Iris falters. "You—you don't get to decide who I am—"

Then Alex dives into her, tackling her to the ground. The Blumen quivers like an angry fox, but then a shot wizzes overhead. Someone in the crowd screams. Alex swings her leg around just in time to parry a rogue blade aimed for her head—she looks up just in time to see the face of a scowling woman clad in white, her lips darker than blood.

And then she falls, revealing a man whose face Alex recognises from Lukas Lee's training grounds.

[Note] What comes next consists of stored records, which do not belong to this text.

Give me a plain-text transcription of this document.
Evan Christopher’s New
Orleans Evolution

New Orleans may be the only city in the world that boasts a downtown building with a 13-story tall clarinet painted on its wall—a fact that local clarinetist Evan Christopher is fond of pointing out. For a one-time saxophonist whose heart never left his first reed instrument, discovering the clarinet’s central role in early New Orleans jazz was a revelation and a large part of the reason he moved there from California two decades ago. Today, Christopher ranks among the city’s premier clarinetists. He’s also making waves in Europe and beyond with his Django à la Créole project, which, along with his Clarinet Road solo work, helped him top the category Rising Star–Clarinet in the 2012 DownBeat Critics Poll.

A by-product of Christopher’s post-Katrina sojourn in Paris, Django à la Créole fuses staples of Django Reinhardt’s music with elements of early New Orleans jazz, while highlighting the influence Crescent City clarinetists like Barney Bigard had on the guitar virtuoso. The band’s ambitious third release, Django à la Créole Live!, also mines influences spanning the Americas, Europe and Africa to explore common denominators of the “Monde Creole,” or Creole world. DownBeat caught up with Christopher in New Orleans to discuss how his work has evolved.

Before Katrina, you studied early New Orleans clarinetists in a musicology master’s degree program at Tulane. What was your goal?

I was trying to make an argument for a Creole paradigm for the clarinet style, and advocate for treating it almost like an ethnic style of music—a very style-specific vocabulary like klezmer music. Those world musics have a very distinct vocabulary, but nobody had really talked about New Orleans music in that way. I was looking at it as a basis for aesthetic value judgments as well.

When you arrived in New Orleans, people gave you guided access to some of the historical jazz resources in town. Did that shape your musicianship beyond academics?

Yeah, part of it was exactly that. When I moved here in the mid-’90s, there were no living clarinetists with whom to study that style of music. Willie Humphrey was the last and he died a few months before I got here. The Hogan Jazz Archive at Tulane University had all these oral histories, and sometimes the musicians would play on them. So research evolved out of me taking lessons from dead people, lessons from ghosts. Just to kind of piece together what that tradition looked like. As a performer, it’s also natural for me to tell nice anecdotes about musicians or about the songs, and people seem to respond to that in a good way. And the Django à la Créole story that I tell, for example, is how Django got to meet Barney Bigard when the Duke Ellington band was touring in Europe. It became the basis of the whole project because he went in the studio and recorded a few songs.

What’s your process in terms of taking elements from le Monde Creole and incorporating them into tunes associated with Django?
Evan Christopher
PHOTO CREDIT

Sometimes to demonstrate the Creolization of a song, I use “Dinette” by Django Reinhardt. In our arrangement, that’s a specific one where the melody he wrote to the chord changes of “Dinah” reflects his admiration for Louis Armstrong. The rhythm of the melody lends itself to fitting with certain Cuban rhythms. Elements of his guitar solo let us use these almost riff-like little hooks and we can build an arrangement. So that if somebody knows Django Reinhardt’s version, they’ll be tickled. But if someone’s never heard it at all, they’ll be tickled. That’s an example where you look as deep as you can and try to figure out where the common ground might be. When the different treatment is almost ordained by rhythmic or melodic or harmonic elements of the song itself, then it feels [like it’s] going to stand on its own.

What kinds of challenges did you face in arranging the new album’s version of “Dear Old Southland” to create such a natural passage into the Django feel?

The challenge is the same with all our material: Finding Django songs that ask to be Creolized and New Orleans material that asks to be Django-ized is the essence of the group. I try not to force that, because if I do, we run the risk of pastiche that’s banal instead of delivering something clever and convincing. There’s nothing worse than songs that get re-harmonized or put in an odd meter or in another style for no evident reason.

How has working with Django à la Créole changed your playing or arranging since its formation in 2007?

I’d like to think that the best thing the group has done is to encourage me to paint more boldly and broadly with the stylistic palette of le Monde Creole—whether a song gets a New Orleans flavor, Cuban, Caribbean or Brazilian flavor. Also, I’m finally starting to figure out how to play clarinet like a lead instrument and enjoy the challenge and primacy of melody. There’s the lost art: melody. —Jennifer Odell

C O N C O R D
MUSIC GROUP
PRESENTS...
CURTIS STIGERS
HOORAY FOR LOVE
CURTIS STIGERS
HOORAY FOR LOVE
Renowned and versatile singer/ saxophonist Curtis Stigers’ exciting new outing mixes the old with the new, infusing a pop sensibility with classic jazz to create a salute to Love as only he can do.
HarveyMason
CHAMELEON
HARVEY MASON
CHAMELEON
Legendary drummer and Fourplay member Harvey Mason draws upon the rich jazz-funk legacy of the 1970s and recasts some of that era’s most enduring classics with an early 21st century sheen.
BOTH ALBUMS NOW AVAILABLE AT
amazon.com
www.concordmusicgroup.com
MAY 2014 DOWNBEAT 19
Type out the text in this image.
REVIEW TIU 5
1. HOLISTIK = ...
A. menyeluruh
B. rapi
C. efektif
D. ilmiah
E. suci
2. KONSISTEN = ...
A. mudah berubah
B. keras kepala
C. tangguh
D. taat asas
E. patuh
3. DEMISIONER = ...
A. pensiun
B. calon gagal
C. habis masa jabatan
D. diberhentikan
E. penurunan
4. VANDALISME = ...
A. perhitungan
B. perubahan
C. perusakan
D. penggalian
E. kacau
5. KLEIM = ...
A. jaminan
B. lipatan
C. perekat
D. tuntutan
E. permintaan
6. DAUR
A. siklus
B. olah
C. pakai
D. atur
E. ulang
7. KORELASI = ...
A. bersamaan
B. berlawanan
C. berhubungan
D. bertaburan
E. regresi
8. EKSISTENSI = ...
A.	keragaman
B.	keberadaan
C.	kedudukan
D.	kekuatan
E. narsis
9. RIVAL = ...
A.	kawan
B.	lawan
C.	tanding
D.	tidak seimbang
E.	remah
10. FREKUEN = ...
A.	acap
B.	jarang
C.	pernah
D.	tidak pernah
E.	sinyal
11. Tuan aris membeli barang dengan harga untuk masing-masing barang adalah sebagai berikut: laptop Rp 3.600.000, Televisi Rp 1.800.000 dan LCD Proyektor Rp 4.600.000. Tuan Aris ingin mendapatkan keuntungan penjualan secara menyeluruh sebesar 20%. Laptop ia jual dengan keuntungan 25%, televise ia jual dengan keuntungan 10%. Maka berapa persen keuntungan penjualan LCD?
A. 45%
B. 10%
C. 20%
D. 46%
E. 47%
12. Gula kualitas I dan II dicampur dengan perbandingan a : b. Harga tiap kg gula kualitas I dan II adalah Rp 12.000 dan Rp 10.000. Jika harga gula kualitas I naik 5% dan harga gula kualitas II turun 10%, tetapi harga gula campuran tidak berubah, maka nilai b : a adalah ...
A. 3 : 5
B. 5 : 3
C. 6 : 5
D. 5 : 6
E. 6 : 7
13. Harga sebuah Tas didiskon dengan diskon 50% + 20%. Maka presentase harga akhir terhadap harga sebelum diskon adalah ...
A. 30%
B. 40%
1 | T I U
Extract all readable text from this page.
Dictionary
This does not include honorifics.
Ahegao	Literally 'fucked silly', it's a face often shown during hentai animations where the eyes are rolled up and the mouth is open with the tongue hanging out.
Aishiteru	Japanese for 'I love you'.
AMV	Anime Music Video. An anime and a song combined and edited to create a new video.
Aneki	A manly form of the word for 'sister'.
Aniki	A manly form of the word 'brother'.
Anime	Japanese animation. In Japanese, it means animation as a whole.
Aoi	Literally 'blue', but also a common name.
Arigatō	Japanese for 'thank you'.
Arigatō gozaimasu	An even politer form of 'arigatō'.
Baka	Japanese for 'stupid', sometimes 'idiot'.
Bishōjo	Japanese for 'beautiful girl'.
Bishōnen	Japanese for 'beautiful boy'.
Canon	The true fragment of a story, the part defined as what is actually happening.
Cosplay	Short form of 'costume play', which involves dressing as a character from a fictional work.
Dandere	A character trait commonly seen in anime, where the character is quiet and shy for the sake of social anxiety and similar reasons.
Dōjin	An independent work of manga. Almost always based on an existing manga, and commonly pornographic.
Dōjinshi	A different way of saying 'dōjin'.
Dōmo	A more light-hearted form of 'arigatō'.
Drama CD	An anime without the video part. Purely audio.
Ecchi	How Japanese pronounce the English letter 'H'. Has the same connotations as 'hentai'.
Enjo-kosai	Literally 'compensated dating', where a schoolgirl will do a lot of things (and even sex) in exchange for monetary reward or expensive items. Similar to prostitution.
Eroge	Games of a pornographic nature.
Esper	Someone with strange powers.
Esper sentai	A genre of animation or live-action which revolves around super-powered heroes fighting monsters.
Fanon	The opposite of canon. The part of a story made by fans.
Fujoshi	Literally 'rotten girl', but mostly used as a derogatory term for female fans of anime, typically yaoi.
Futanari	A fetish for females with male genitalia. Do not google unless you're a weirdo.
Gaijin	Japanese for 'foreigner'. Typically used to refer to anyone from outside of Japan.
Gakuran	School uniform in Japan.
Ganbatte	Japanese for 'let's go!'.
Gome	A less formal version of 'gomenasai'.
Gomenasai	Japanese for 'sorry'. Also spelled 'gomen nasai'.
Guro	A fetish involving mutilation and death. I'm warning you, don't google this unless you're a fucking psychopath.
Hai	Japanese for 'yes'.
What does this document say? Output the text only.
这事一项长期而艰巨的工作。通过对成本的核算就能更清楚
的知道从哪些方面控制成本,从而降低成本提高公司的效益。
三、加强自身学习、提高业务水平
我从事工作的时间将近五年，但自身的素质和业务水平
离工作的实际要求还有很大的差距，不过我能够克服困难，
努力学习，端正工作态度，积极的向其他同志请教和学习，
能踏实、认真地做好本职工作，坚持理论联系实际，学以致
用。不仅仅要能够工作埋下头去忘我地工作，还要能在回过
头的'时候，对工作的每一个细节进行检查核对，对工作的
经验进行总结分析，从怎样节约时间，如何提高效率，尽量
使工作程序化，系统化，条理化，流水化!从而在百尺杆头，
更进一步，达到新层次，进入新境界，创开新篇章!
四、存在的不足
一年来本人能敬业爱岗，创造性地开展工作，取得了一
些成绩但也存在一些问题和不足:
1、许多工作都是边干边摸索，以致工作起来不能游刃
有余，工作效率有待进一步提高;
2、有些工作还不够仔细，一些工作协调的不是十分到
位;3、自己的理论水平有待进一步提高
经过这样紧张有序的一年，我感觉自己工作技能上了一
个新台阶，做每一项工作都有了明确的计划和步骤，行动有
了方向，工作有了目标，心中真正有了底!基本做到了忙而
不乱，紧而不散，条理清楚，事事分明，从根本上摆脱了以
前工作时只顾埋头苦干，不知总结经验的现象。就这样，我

She has to stifle a laugh.

Saved.

By Mr. Lee himself.

Like rushing water, men and women approach from all sides—men and women Alex knows all too well. The crowd melts into a flurry of limbs and blood. Without hesitating, Alex grabs Iris and yells at Koal and Jackson to run. They shove and barrel themselves through the fights. Someone takes a swing at her head; they only attempt once.

By her side, Jackson lets loose a braying laugh; it is snuffed out in the brewing violence. "He knew we'd be headed for the Ancestry Hall this whole time, that son of a bitch!"

"Lee's men?" Koal asks.

Alex grits her teeth. "He sent all of his men to help us. Who's keeping him safe right now?"

At that, Jackson's smile fades into a frown before it perks up again. "Chin up. He's not that dumb—he knows what he's doing."

That's what I'm worried about, Alex thinks. That he knows what he's doing. He’s got a plan that doesn’t exactly involve his wellbeing.

With every passing battle the entrance to the Ancestry Hall grows nearer and nearer. Alex spots twin pillars and a huge, yawning gate that is easily over three times her height. When the group enters, the doors behind them click shut, and suddenly the fight muffles like a landscape in mist—it seems eons away. The halls are quiet. Too quiet.

Jackson's assessment of the situation confirms her suspicions. "Dammit, they're in here too. Stay sharp, aite?"

Alex drops Iris' hand like she’s touched hot coals.

The Hall smells sharp, like a mixture of freshly exposed wood and burnt spices. Alex has never been inside, partially because she doesn’t give two shits about her own ancestors, and partially because she’s never had a reason to. Marianne has told her time and time again that, as His Lordship’s left hand man, she should be well acquainted with the Ancestry Hall.

She’s here now. Not under the best circumstances, but she’s here.

They traverse the tower through the glass elevators. The streets and their violence eventually disappear under the Fontanelle smog, and for a moment, Alex nearly manages to convince herself that the outright war between Lukas and the rest of the corporations is all but a bad dream.

The doors slide open. Alex briefly finds herself face to face with the barrel of a gunbaton before the soldier on the other end slams himself into the wall with his prosthetic arm. She turns to see Jackson staring dully at the body with an expression she can’t name, but an expression she’s all too familiar with nonetheless.

“Here, too,” Jackson says, gasping. “Five around the corner. Six further ahead. They’re everywhere.

They battle on through the halls, but these soldiers seem to be faster, stronger—deadlier. Or maybe that’s the fatigue speaking. Koal’s aim is getting worse, Jackson is lagging behind, and even Alex feels like her prosthetics might give way and shatter at any moment now. Only Iris still stands at her full height, her monstrous arm whipping around the room like a bolt of green lightning. It’s like watching Jackson murder someone with his new technology for the first time all over again. This sort of raw power is scary.

Alex aims a kick to the throat of one soldier only to have another lunge for her own neck from behind her—she stumbles back and slams their body into a wall, and it takes another kick into their ribs to fully incapacitate them. The halls are narrow and wind like a knot of snakes. It’s getting harder to see. Alex can’t see where Iris is anymore.

She elbows another man and shouts her name. She shouts her name again as she knocks heads with another soldier, then another, then another. It’s no use. She can’t see.

Somehow, Alex suspects that she has managed to lose both His Lordship and her girl in one day.